Cancer researchers at Georgetown University Medical Center have taken a step towards understanding how and why a widely used chemotherapy drug works in patients with breast cancer.
In laboratory studies, the researchers isolated a protein, caveolin-1, showing that in breast cancer cells this protein can enhance cell death in response to the use of Taxol, one of two taxane chemotherapy drugs used to treat advanced breast and ovarian cancer. But in order to work, they found the protein needs to be "switched on," or phosphorylated. The results were reported in the current (February 23) issue of the Journal of Biological Chemistry.

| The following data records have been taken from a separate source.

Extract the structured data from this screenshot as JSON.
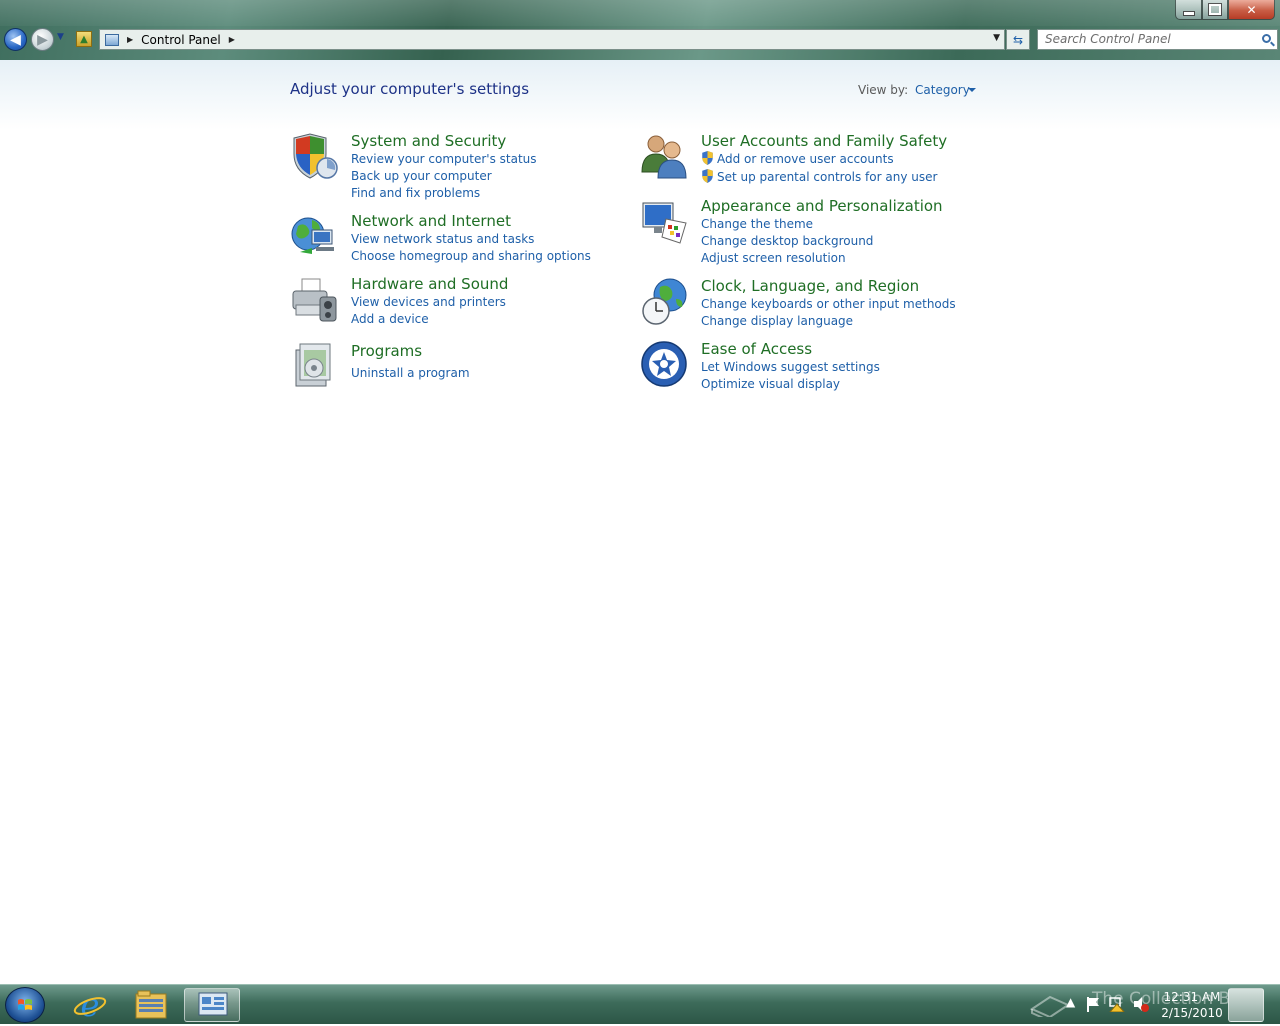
{
  "breadcrumb": {
    "segments": [
      "Control Panel"
    ]
  },
  "search": {
    "placeholder": "Search Control Panel"
  },
  "page": {
    "heading": "Adjust your computer's settings",
    "view_by_label": "View by:",
    "view_by_value": "Category"
  },
  "categories": {
    "system_security": {
      "title": "System and Security",
      "icon": "shield-icon",
      "links": [
        "Review your computer's status",
        "Back up your computer",
        "Find and fix problems"
      ]
    },
    "network_internet": {
      "title": "Network and Internet",
      "icon": "network-globe-icon",
      "links": [
        "View network status and tasks",
        "Choose homegroup and sharing options"
      ]
    },
    "hardware_sound": {
      "title": "Hardware and Sound",
      "icon": "printer-icon",
      "links": [
        "View devices and printers",
        "Add a device"
      ]
    },
    "programs": {
      "title": "Programs",
      "icon": "programs-box-icon",
      "links": [
        "Uninstall a program"
      ]
    },
    "user_accounts": {
      "title": "User Accounts and Family Safety",
      "icon": "users-icon",
      "links": [
        "Add or remove user accounts",
        "Set up parental controls for any user"
      ]
    },
    "appearance": {
      "title": "Appearance and Personalization",
      "icon": "monitor-palette-icon",
      "links": [
        "Change the theme",
        "Change desktop background",
        "Adjust screen resolution"
      ]
    },
    "clock_region": {
      "title": "Clock, Language, and Region",
      "icon": "clock-globe-icon",
      "links": [
        "Change keyboards or other input methods",
        "Change display language"
      ]
    },
    "ease_access": {
      "title": "Ease of Access",
      "icon": "ease-of-access-icon",
      "links": [
        "Let Windows suggest settings",
        "Optimize visual display"
      ]
    }
  },
  "taskbar": {
    "time": "12:31 AM",
    "date": "2/15/2010",
    "watermark": "The Collection Book"
  },
  "colors": {
    "category_title": "#1f6e25",
    "link": "#1e5fa8",
    "heading": "#1e3287"
  }
}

Their finding suggests it may eventually be possible to test individual breast cancer patients for the status of such molecular markers as caveolin-1 in their tumors to determine the efficacy-to-toxicity ratio for Taxol, said the study's first author, postdoctoral fellow Ayesha Shajahan, Ph.D., of Lombardi Comprehensive Cancer Center at Georgetown.
"Because breast tumors are not all the same, it is important to know the cancer's molecular makeup in order to increase the efficiency, and lower the toxicity, of chemotherapy drugs, and this work takes us some steps forward in this goal," she said. "It also offers insights into why some breast cancer cells can become resistant to therapeutic drugs."
Additionally, the study identifies caveolin-1 as a new molecular target for increasing the efficacy of taxanes, according to the study's lead investigator, Robert Clarke, Ph.D., D.Sc., a Professor of Oncology and Physiology & Biophysics. "This is important because the taxanes are active drugs in breast cancer, so now that we know caveolin-1 is a new mechanism to explain how these drugs kill breast cancer cells, we can potentially take advantage of that fact to improve these agents."
The taxanes are Taxol (also known as paclitaxel) and Taxotere (docetaxel). Taxol was originally derived from the Pacific yew tree, and Taxotere is a semi-synthetic version of Taxol with slight chemical changes. These drugs stabilize a cell's "microtubules," the road-like protein structures that send chemical signals to all parts of the cell, and which must be flexible if a cell is to divide. Taxanes lock these structures into place, not allowing them to change when the cell begins to divide - which is necessary for tumor growth. Research has also indicated that the drugs induce programmed cell death (apoptosis) in cancer cells by inactivating an "apoptosis stopping protein" called BCL2, thus stopping it from inhibiting cell death.